Forum Discussion

lpetersson's avatar
lpetersson
Level 3
13 years ago

Exchange 2010 flat file backup

One of my clients has Backup Exec 2010 on a Windows 2003 server and Exchange 2010 on a Windows 2008 server. They don't want to install Backup Exec 2010 on the Exchange server and they can't/won't u...
  • Colin_Weaver's avatar
    13 years ago

    1) You have to stop the Exchange services and restart the Backup Exec (or disable Active File Exclusion) to do a flat file backup of Exchange - so interruption of mail services needed

    2) We can't truncate the logs this way as this is a feature of the API calls made into Exchange when performing an Exchange specific backup and is not a function of a file level backup of the volume holding the Exchange data (with or without VSS on the file system job)

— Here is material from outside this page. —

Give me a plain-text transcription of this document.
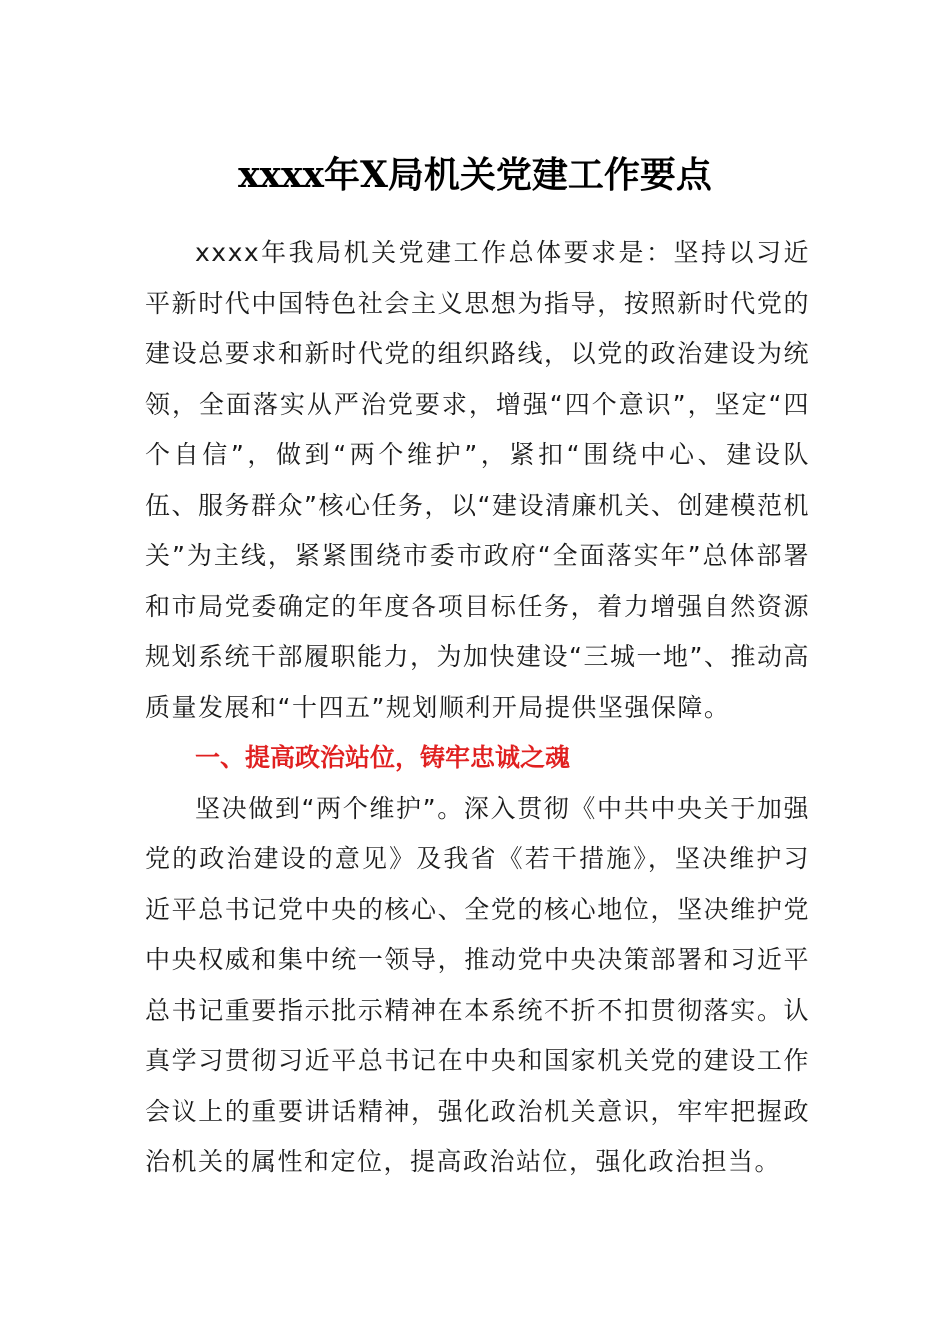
xxxx年X局机关党建工作要点

xxxx年我局机关党建工作总体要求是：坚持以习近平新时代中国特色社会主义思想为指导，按照新时代党的建设总要求和新时代党的组织路线，以党的政治建设为统领，全面落实从严治党要求，增强“四个意识”，坚定“四个自信”，做到“两个维护”，紧扣“围绕中心、建设队伍、服务群众”核心任务，以“建设清廉机关、创建模范机关”为主线，紧紧围绕市委市政府“全面落实年”总体部署和市局党委确定的年度各项目标任务，着力增强自然资源规划系统干部履职能力，为加快建设“三城一地”、推动高质量发展和“十四五”规划顺利开局提供坚强保障。

一、提高政治站位，铸牢忠诚之魂

坚决做到“两个维护”。深入贯彻《中共中央关于加强党的政治建设的意见》及我省《若干措施》，坚决维护习近平总书记党中央的核心、全党的核心地位，坚决维护党中央权威和集中统一领导，推动党中央决策部署和习近平总书记重要指示批示精神在本系统不折不扣贯彻落实。认真学习贯彻习近平总书记在中央和国家机关党的建设工作会议上的重要讲话精神，强化政治机关意识，牢牢把握政治机关的属性和定位，提高政治站位，强化政治担当。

    3) If you do a flat file backup you will have a lot of pain if you need to get one e-mail back instead of the whole Exchange server as you will have to build an offline Exchange environment (so Domain Controller Plus Exchannge server etc), then workout how to recover the flat files, then export the required data and then recover into your live environment which could easily take a period of days to complete.

     

    As such they really really need to reconsider their plans and invest in a proper configuration to protect their setup.

     

    Really you should be asking them how much they value their data and what their required timescales for recovery are - if the answer is very highly valued and must be recovered quickly then that would instantly be justification to invest.

     

    Oh and if you have an SLA with your client to help restore e-mails, I hope you are on an hourly rate and not an agreed term contract covering any issues as if they go with a flat file solution, restores won't possibly require a lot of time, they WILL require a lot of time.